A Hunger Like No Other (Immortals After Dark #2)(27)



She’d been distinctly aware that he’d lain between her and the window, and as he drew her to his chest, she’d felt…protected.

Just when she thought she had him figured out, he did something to surprise her.

She opened her eyes and sat up, then blinked as if the scene couldn’t be right. If he noticed she’d woken, he didn’t indicate it, just continued sitting in the corner in the dark, watching her with glowing eyes. Disbelieving her night vision, she reached for the bedside lamp. It lay crushed beside the bed.

She’d seen correctly. The room was…destroyed.

What had happened? What could make him do this?

“Get dressed. We leave in twenty minutes.” He rose wearily, nearly stumbling as his leg seemed to give out, then limped to the door.

“But, Lachlain…”

The door closed behind him.

She stared, bewildered, at the claw marks in the walls, the floor, the furniture. Everything was rent to pieces.

She looked down. Well, not everything. Her belongings sat behind the savaged chair as though he’d hidden them away, knowing what was about to come. The blanket he’d strung up over the curtains sometime last night still hung where it added another safeguard against the sun. And the bed? Claw marks, mattress foam, and feathers surrounded her like a pod.

She was untouched.





9


I f Lachlain didn’t want to tell her why he’d huffed and puffed and torn their hotel room to bits, then fine by her. After she’d thrown on a skirt, shirt, and boots and very purposely tied a folded scarf over her ears, she dug her iPod out of her luggage and strapped it on her arm.

Her aunt Myst called it the EIP, or “Emma’s iPod Pacifier,” because whenever Emma got irritated or angry, she listened to music in order to “avoid conflict.” As if this were a bad thing.

And if the EIP wasn’t made for a time like this….

Emma was pissed. Just when she’d decided this Lykae might be okay, that he’d finally begun leaning the right way in the sane-or-not conundrum, he had to go all big bad wolf on her. But this little piggy can compartmentalize, Emma thought, and Lachlain was cruising toward getting squared away in her mind forever.

His personality changed like rapid fire, from the soul-searing embrace in the rain when he’d pressed his naked chest against hers, to the howling attacks, to the gentle would-be lover in the bathtub last night. He kept her wary—an unfortunate and fatiguing state that she already tended to—and that frustrated her.

And now this. He’d left her with this ravaged room and no explanation.
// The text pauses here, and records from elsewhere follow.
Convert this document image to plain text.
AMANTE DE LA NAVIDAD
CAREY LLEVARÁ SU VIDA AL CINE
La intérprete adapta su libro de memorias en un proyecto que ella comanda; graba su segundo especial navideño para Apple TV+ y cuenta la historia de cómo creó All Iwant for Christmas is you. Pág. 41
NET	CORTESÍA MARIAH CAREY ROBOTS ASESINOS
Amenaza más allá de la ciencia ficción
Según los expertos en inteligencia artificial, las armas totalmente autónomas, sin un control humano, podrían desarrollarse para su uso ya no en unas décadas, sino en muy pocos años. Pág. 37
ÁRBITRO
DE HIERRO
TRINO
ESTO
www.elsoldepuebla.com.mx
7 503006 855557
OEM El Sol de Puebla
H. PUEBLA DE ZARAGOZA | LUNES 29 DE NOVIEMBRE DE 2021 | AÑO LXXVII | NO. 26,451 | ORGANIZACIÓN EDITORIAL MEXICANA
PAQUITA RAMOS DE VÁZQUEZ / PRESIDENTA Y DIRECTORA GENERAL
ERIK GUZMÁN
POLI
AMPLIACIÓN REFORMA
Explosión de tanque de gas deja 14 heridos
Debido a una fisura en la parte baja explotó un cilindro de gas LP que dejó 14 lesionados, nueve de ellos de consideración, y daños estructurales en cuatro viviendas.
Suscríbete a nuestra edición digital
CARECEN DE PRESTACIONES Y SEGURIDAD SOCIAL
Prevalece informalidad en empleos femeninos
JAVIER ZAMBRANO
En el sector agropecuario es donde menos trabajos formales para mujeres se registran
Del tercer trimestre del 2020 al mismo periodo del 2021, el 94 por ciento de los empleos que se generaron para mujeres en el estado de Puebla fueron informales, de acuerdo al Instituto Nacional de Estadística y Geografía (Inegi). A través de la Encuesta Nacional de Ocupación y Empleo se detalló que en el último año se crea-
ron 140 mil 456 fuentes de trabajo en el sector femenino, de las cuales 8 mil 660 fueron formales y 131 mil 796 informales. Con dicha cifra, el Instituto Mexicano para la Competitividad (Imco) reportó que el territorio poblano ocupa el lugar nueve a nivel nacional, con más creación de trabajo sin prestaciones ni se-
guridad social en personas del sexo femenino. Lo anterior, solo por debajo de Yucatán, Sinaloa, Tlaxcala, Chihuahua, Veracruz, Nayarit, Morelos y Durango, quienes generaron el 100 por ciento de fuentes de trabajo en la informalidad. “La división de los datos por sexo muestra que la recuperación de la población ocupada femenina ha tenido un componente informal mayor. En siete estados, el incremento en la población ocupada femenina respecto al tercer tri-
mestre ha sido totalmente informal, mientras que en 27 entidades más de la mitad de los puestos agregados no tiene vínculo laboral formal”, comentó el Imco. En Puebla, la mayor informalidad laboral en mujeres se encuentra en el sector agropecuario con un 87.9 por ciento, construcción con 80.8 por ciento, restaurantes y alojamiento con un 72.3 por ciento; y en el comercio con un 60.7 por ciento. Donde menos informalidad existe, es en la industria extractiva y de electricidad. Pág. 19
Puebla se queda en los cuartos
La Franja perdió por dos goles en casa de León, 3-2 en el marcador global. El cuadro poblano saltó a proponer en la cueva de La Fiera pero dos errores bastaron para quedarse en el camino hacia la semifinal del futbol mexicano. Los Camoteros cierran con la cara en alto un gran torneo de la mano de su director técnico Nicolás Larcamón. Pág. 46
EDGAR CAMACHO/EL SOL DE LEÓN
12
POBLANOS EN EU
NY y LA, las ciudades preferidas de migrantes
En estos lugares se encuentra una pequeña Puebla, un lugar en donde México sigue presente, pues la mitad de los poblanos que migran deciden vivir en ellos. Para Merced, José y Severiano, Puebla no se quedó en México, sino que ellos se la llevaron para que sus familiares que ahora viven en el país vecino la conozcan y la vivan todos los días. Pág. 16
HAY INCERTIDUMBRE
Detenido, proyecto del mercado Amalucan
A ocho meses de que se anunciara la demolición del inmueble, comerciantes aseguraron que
She could’ve looked like that chair.

She blew a curl out of her eyes, and found a wisp of upholstery filler had attached itself to her hair. As she swatted at it, she realized she was as angry at herself as she was with him.

Her first night with him, he’d allowed sun to burn her skin, and now, today, he’d used those claws—which had shredded the side of a car—in a frenzy while she’d slept unaware.

Why had she overprotected herself all her life, put forth the exhausting effort to do so, then thrown caution out the window regarding him? Why had her family taken pains to keep her safe, moving the coven to Lore-rich New Orleans to hide her, cloaking the manor in darkness only to have her die now—

Cloaking the manor…? Why had they done that? She never rose before sunset, never remained awake past sunrise. Her room was shuttered and she slept under the bed. So why did she have memories of running through their darkened home during the day?

Her gaze was drawn to the back of her hand, her trembling immediate. For the first time since she’d been frozen into her immortality, the memory of her “lesson” erupted in her mind with a perfect clarity….

A witch was babysitting. Emma was in the woman’s arms when she heard Annika returning to the manor after a week’s absence and struggled until she freed herself. Screaming Annika’s name, Emma ran for her.

Regin had heard her and tackled her into the shadows right before Emma ran headlong for the sun shining in from the just-opened door.

Regin squeezed her to her chest with shaking arms and whispered, “What’d you do that for?” With another squeeze, she mumbled, “Boneheaded little leech.”

By this time everyone had come downstairs. The witch apologized abjectly, saying, “Emma hissed and snapped and scared me till I dropped her.”

Annika scolded Emma between her shudders, until Furie’s voice sounded from outside the circle. The crowd parted to let her pass. Furie was, just as her name said, part Fury. And she was frightening.

“Put the child’s hand in it.”

Annika’s face had paled even more than natural. “She is not like us. She’s delicate—”

“She hissed and fought to get what she wanted,” Furie interrupted. “I’d say she’s exactly like us. And like us, the pain will teach her.”

Furie’s twin, Cara, said, “She’s right.” They always took each other’s sides. “This isn’t the first time there’s been a close call. Her hand now or her face—or, worse, her life—later. It doesn’t matter how dark we keep the manor if you can’t keep her inside.”

“I won’t do it,” Annika said. “I…can’t do it.”

Regin dragged Emma along, though she resisted. “Then I will.”